For many decades, we Mexicans listened to a radio program that was responsible for giving us, at each minute, what in the words of the speaker was nothing less than the exact time. During the interval that transpired between each minute, time was populated by commercials that were burned into the memory of those of us who were waiting anxiously to set our watches. It is somewhat disconcerting and ironic that the absolute mystery that surrounds our conception of time should be resolved in honor of a function known as the exact time. And in this anecdote Julieta Aranda—who, since her earliest works, has revealed herself to be more than susceptible to the ridiculous situations that surround almost all human actions—finds a suitable pretext for parodying the impossibility of understanding time in anything other than an ordinary way. I find no other reason for having named her piece with the title of a novel by Marcel Proust, a work in which the French writer approaches, through literature, what could be called the incommensurable material of the instant.

Time is not made to be known—so writes Cioran—but to be lived. The most ambitious way of approaching its essence is to simulate it, not to use a measuring tape. And the only way to simulate it is with the construction of delirious metaphors, that is, concepts or images that suggest a content or a form and that do not comprehend it exhaustively. The open work is available for interpretation and for losing almost everything along the way. Julieta Aranda has chosen a historical anecdote that can be situated in the passage of a linear time (the preeminence and authoritarianism of a political party to control the means of communication), but this not enough of a reading for her work to be exhausted in the nostalgia for a program that was consolidated in the memory of many Mexicans, who had to bear tons of commercial foolishness while we awaited the oracle announcing that the exact time had finally arrived. If Julieta's works have one thing in common, it is that they are a ttentive to humor as a way of reflecting on the least evident aspects of those same works. A malicious and skeptical laughter accompanies the construction of conceptual metaphors, on which she reflects profoundly. We are used to contemporary art that practices indifference, parody and self-referentiality, but in this case we are confronted with a humor that, in addition to fulfilling the canons of irony, is at the same time cynical and subtle: I mean that it invites knowledge.
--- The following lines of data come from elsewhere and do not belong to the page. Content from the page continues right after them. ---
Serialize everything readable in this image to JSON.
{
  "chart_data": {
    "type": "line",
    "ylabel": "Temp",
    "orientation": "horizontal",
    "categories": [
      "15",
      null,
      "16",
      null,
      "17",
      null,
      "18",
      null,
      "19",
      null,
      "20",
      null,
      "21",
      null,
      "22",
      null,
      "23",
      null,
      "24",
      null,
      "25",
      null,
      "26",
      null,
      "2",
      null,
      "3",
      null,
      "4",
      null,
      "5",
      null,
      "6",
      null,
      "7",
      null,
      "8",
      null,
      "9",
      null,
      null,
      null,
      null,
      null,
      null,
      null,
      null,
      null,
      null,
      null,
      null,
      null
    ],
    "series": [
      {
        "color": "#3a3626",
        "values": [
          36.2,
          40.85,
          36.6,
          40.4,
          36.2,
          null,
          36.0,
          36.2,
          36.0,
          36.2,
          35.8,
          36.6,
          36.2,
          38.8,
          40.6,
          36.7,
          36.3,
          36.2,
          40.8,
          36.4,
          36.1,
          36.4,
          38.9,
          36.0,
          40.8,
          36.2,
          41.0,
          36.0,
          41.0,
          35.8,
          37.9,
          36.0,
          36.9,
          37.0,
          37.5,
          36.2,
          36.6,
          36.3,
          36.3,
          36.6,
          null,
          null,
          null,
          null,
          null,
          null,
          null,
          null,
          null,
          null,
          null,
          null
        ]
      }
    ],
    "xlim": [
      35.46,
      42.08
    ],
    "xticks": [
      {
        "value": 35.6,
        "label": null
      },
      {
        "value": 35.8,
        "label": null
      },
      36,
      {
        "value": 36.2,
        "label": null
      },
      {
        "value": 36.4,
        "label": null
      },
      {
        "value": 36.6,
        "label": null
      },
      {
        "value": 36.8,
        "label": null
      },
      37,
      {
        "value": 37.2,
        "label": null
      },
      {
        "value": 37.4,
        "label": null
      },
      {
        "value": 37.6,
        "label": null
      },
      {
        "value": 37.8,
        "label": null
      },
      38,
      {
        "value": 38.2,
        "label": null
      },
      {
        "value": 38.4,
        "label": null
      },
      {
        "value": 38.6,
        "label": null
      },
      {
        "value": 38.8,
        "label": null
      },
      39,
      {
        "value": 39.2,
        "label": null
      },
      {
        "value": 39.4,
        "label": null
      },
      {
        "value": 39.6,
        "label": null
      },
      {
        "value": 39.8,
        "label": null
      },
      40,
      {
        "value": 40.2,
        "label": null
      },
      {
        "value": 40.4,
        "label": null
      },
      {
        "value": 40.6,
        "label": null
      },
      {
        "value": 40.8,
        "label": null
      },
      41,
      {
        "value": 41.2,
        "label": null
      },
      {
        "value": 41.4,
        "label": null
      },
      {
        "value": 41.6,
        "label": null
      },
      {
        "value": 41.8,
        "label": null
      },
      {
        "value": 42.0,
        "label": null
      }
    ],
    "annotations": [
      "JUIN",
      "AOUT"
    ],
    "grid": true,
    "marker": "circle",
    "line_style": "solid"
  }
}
As pure intuition, Heidegger thought, time has primacy over space. Or in other words, there is no way to convert time into an object because time itself is our substance and nothing is to be found outside its happening. Time never is; rather, it becomes, and this continuous escape turns it essentially into an impossible fact. Thus, representing it as a mere succession of minutes—minutes that are announced, furthermore, like the concrete image of what occurs—lends itself to parody or to metaphysical laughter, although in this case also to stimulating a popular memory always so reluctant to speculations it finds useless. Depth moves to the surface and that is where Julieta Aranda prepares herself to construct, as seems to be her wont, a delirious conception of an over-explained world filled to the brim with absurd representations.